When Joselo finished, cheers and applause and then a spontaneous chant in Spanish rang out. I longed to join in, but the little Spanish I remembered from college was not enough, so I lifted my candle high, the tall one with the picture of a dove, its wings opened wide, and blood-red flames of fire spreading out from its white body, in all directions, and beneath it the Latin words, “Espíritu Santo” (Holy Spirit). I had grabbed it when we left the house that night. For some reason it reminded me of El Santuario, the sacred shrine in Chimayo, New Mexico, where Chuck and I had visited last summer—it was the kind of old-fashioned candle you would find there. And while we were driving to Patchogue, I was thinking of El Santuario and the Mexican people who were praying in the chapel, and the giggling children who were dipping their feet in the little stream that runs through the shrine, and of how right before we left Chimayo that day, I stepped out of my dusty sandals and sat alongside them, with the other pilgrims, lowering my feet into the clear, cool water, a welcome relief from the heat of the noontime New Mexican sun. There were brown feet, white feet, black, old and young, like the rocks along the north shore beach near our home, multicolored and each one different, but together even more beautiful, sparkling where the sun touches them right beneath the water’s surface.
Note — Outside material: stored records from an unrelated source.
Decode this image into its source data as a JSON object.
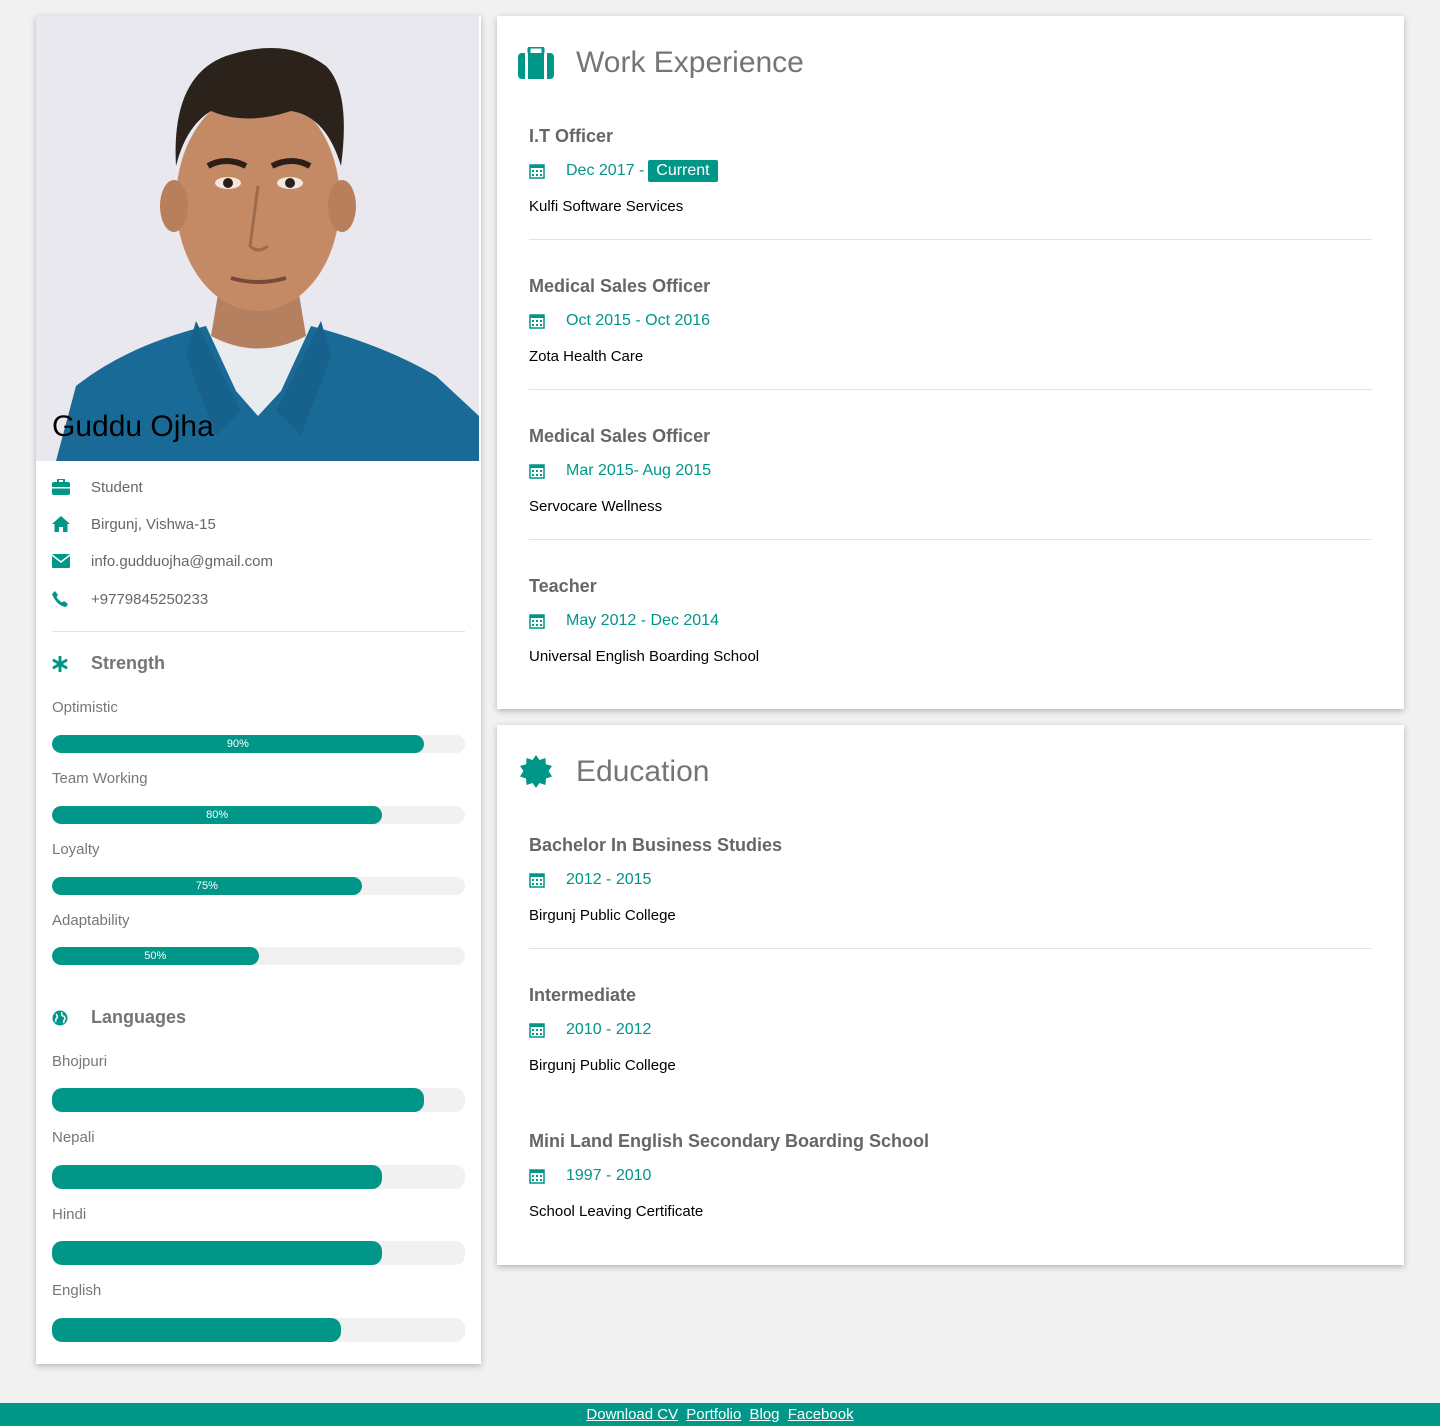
{
  "profile": {
    "name": "Guddu Ojha",
    "occupation": "Student",
    "address": "Birgunj, Vishwa-15",
    "email": "info.gudduojha@gmail.com",
    "phone": "+9779845250233"
  },
  "strength": {
    "title": "Strength",
    "items": [
      {
        "label": "Optimistic",
        "percent": 90,
        "percent_label": "90%"
      },
      {
        "label": "Team Working",
        "percent": 80,
        "percent_label": "80%"
      },
      {
        "label": "Loyalty",
        "percent": 75,
        "percent_label": "75%"
      },
      {
        "label": "Adaptability",
        "percent": 50,
        "percent_label": "50%"
      }
    ]
  },
  "languages": {
    "title": "Languages",
    "items": [
      {
        "label": "Bhojpuri",
        "percent": 90
      },
      {
        "label": "Nepali",
        "percent": 80
      },
      {
        "label": "Hindi",
        "percent": 80
      },
      {
        "label": "English",
        "percent": 70
      }
    ]
  },
  "work": {
    "title": "Work Experience",
    "entries": [
      {
        "role": "I.T Officer",
        "date": "Dec 2017 -",
        "tag": "Current",
        "org": "Kulfi Software Services"
      },
      {
        "role": "Medical Sales Officer",
        "date": "Oct 2015 - Oct 2016",
        "org": "Zota Health Care"
      },
      {
        "role": "Medical Sales Officer",
        "date": "Mar 2015- Aug 2015",
        "org": "Servocare Wellness"
      },
      {
        "role": "Teacher",
        "date": "May 2012 - Dec 2014",
        "org": "Universal English Boarding School"
      }
    ]
  },
  "education": {
    "title": "Education",
    "entries": [
      {
        "role": "Bachelor In Business Studies",
        "date": "2012 - 2015",
        "org": "Birgunj Public College"
      },
      {
        "role": "Intermediate",
        "date": "2010 - 2012",
        "org": "Birgunj Public College"
      },
      {
        "role": "Mini Land English Secondary Boarding School",
        "date": "1997 - 2010",
        "org": "School Leaving Certificate"
      }
    ]
  },
  "footer": {
    "links": [
      "Download CV",
      "Portfolio",
      "Blog",
      "Facebook"
    ]
  },
  "colors": {
    "accent": "#009688",
    "background": "#f1f1f1",
    "text": "#757575"
  }
}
Surrounded by so many on the dimly lit street near the spot where they killed Marcelo, I raised my candle as high as I could, and I didn’t feel shy anymore. I felt the power of the people gathered there, calling out in what began to sound like one voice, like the one heartbeat of the drumming circle, calling out for peace, calling out for the freedom to walk the streets without fear, calling out for their children, calling out for Marcelo.